When the pandemic rolled out across the world in early 2020, a lot of nursing communities turned to telemedicine. A new report shares just how much those communities leaned on telehealth services at the height of the pandemic, as well as before it and as restrictions were lifted.

A study that appeared in JAMA Network Open on Aug. 18 looked at more than 4.4 million residents at 15,434 skilled nursing facilities in the US. Telemedicine visits, or seeing a doctor virtually, rose from 0.15% before the pandemic to 15% for routine visits in early 2020. (Routine visits are regularly required when a person is staying in a long-term care community.) Overall, 37% of residents at long-term care communities used telehealth to see healthcare professionals outside of the community that year. By the middle of 2021, the use of telehealth declined to 2% for routine visits and 10% of outpatient visits. 

The percentage of skilled nursing facilities using telemedicine visits each year decreased from 91% in 2020 to 61% in 2022. Rural settings used telemedicine more. Using telemedicine was linked to better access to psychiatry visits.

“Telemedicine was rapidly adopted in early 2020 but subsequently stabilized at a low use rate that was nonetheless higher than before 2020,” the authors wrote.

“Although the overall trend of telemedicine use was similar for short- and long-term care residents, the proportion of telemedicine visits was slightly higher for long-term care residents,” they added.

To gauge the shifts in formats of care used as a result of the COVID-19 pandemic, the researchers used data from Medicare reports spanning 2018 to 2022. People who didn’t have full coverage with traditional Medicare Part A or Part B at any point during their stay at the long-term care community weren’t included.

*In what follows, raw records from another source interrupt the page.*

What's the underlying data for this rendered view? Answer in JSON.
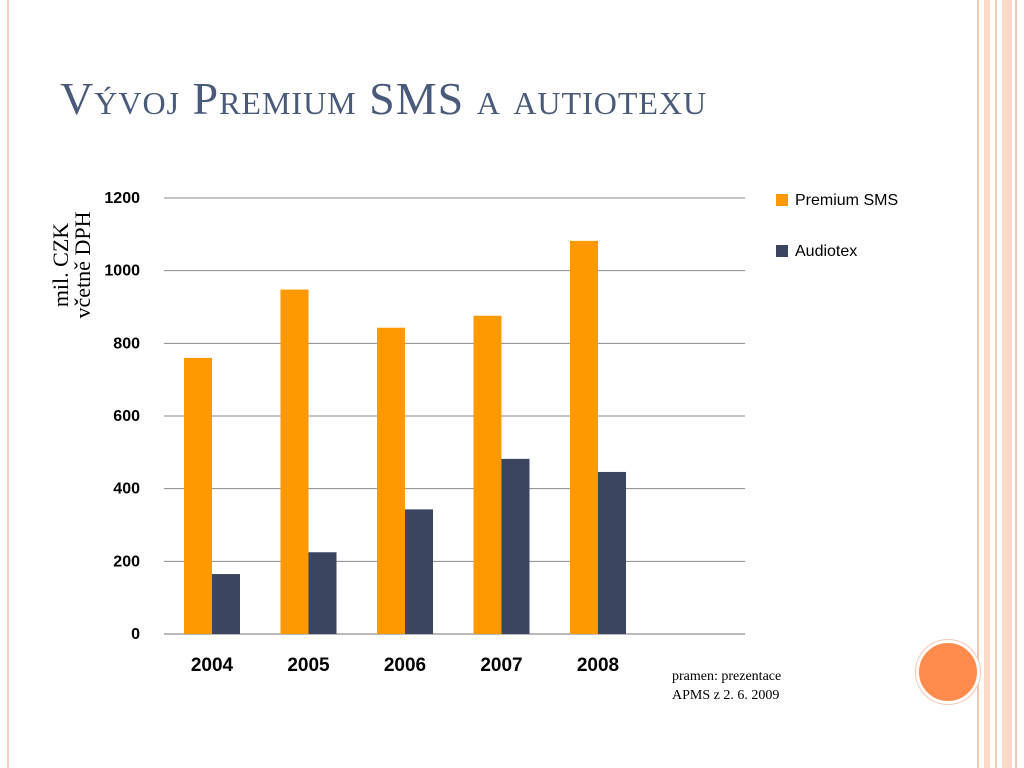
{
  "slide": {
    "title": "Vývoj Premium SMS a autiotexu",
    "ylabel_line1": "mil. CZK",
    "ylabel_line2": "včetně DPH",
    "source_line1": "pramen: prezentace",
    "source_line2": "APMS z 2. 6. 2009",
    "accent_color": "#ff8c4d",
    "frame_color": "#f3c7b1"
  },
  "chart_data": {
    "type": "bar",
    "title": "",
    "xlabel": "",
    "ylabel": "mil. CZK včetně DPH",
    "categories": [
      "2004",
      "2005",
      "2006",
      "2007",
      "2008"
    ],
    "series": [
      {
        "name": "Premium SMS",
        "values": [
          760,
          948,
          843,
          876,
          1082
        ],
        "color": "#ff9900"
      },
      {
        "name": "Audiotex",
        "values": [
          165,
          225,
          343,
          482,
          446
        ],
        "color": "#3c4560"
      }
    ],
    "ylim": [
      0,
      1200
    ],
    "yticks": [
      0,
      200,
      400,
      600,
      800,
      1000,
      1200
    ],
    "grid": true,
    "legend_position": "right"
  }
}
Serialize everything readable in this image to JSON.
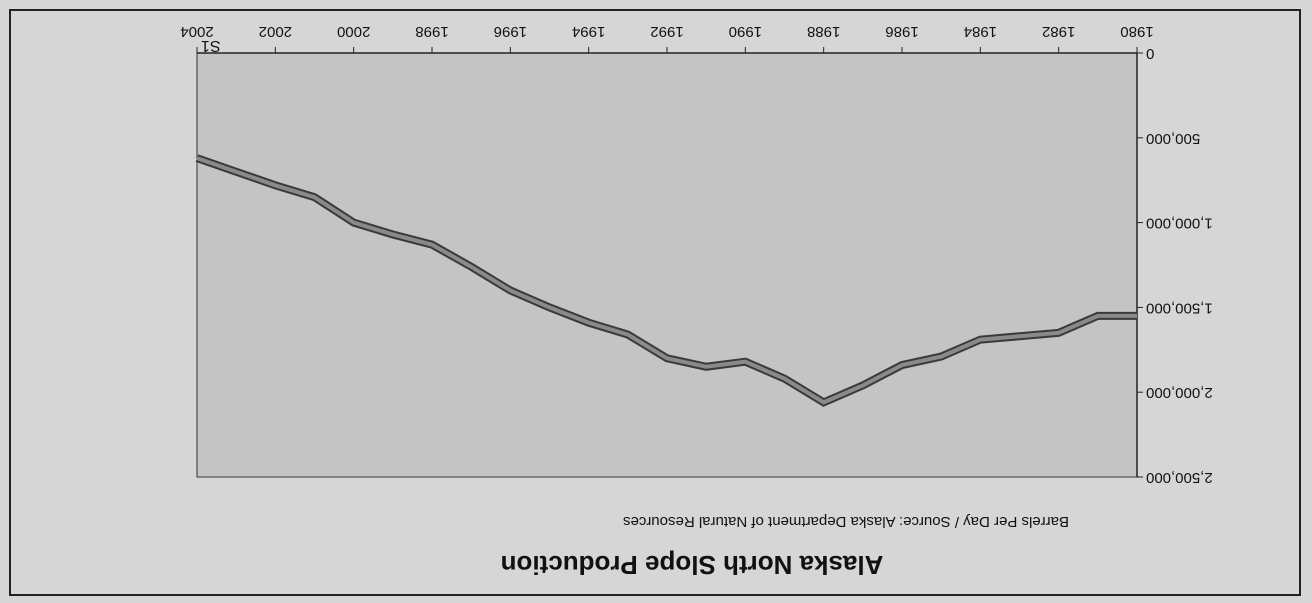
{
  "chart_data": {
    "type": "line",
    "title": "Alaska North Slope Production",
    "subtitle": "Barrels Per Day / Source: Alaska Department of Natural Resources",
    "x": [
      1980,
      1981,
      1982,
      1983,
      1984,
      1985,
      1986,
      1987,
      1988,
      1989,
      1990,
      1991,
      1992,
      1993,
      1994,
      1995,
      1996,
      1997,
      1998,
      1999,
      2000,
      2001,
      2002,
      2003,
      2004
    ],
    "series": [
      {
        "name": "S1",
        "color": "#3a3a3a",
        "values": [
          1550000,
          1550000,
          1650000,
          1670000,
          1690000,
          1790000,
          1840000,
          1960000,
          2060000,
          1920000,
          1820000,
          1850000,
          1800000,
          1660000,
          1590000,
          1500000,
          1400000,
          1260000,
          1130000,
          1070000,
          1000000,
          850000,
          780000,
          700000,
          620000
        ]
      }
    ],
    "xlim": [
      1980,
      2004
    ],
    "xticks": [
      1980,
      1982,
      1984,
      1986,
      1988,
      1990,
      1992,
      1994,
      1996,
      1998,
      2000,
      2002,
      2004
    ],
    "ylim": [
      0,
      2500000
    ],
    "yticks": [
      0,
      {
        "value": 500000,
        "label": "500,000"
      },
      {
        "value": 1000000,
        "label": "1,000,000"
      },
      {
        "value": 1500000,
        "label": "1,500,000"
      },
      {
        "value": 2000000,
        "label": "2,000,000"
      },
      {
        "value": 2500000,
        "label": "2,500,000"
      }
    ],
    "rotated": true
  }
}
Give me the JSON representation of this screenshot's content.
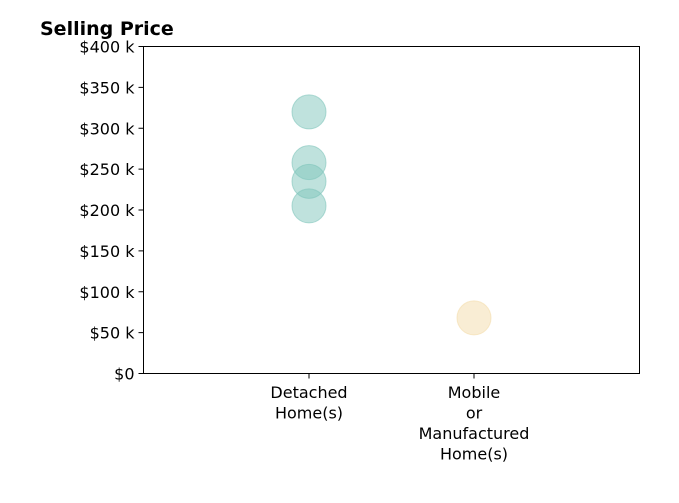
{
  "chart_data": {
    "type": "scatter",
    "title": "Selling Price",
    "xlabel": "",
    "ylabel": "",
    "categories": [
      [
        "Detached",
        "Home(s)"
      ],
      [
        "Mobile",
        "or",
        "Manufactured",
        "Home(s)"
      ]
    ],
    "ylim": [
      0,
      400000
    ],
    "y_ticks": [
      {
        "value": 0,
        "label": "$0"
      },
      {
        "value": 50000,
        "label": "$50 k"
      },
      {
        "value": 100000,
        "label": "$100 k"
      },
      {
        "value": 150000,
        "label": "$150 k"
      },
      {
        "value": 200000,
        "label": "$200 k"
      },
      {
        "value": 250000,
        "label": "$250 k"
      },
      {
        "value": 300000,
        "label": "$300 k"
      },
      {
        "value": 350000,
        "label": "$350 k"
      },
      {
        "value": 400000,
        "label": "$400 k"
      }
    ],
    "points": [
      {
        "category": 0,
        "y": 320000,
        "color": "#7fc5bb"
      },
      {
        "category": 0,
        "y": 258000,
        "color": "#7fc5bb"
      },
      {
        "category": 0,
        "y": 235000,
        "color": "#7fc5bb"
      },
      {
        "category": 0,
        "y": 205000,
        "color": "#7fc5bb"
      },
      {
        "category": 1,
        "y": 68000,
        "color": "#f3dcaa"
      }
    ],
    "grid": false,
    "legend": "none"
  }
}
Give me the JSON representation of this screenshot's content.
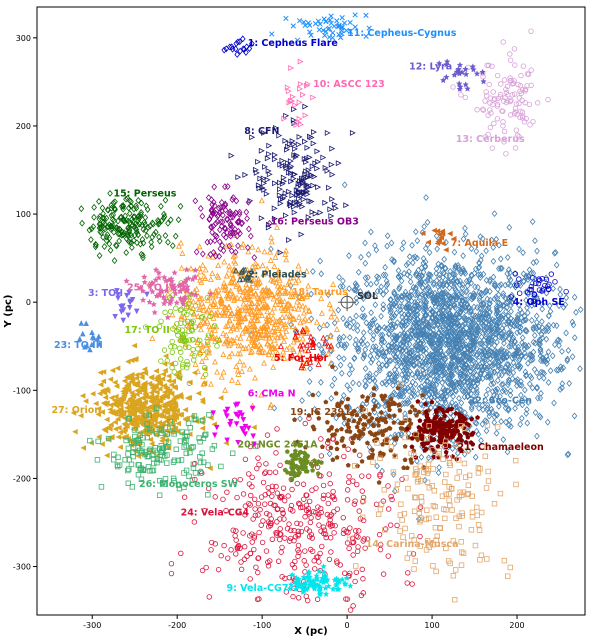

Telemedicine use grew, but so did the areas using it. For example, just three Midwestern states used telemedicine for more than 1% of routine visits in 2019. In 2020, all states used telemedicine for more than 1% of the visits, and 20 states used the technology for more than 10% of routine visits. By the first half of 2022, there was only one state that turned to telehealth for more than 10% of routine visits, and eight states went back to using it for less than 1% of routine visits.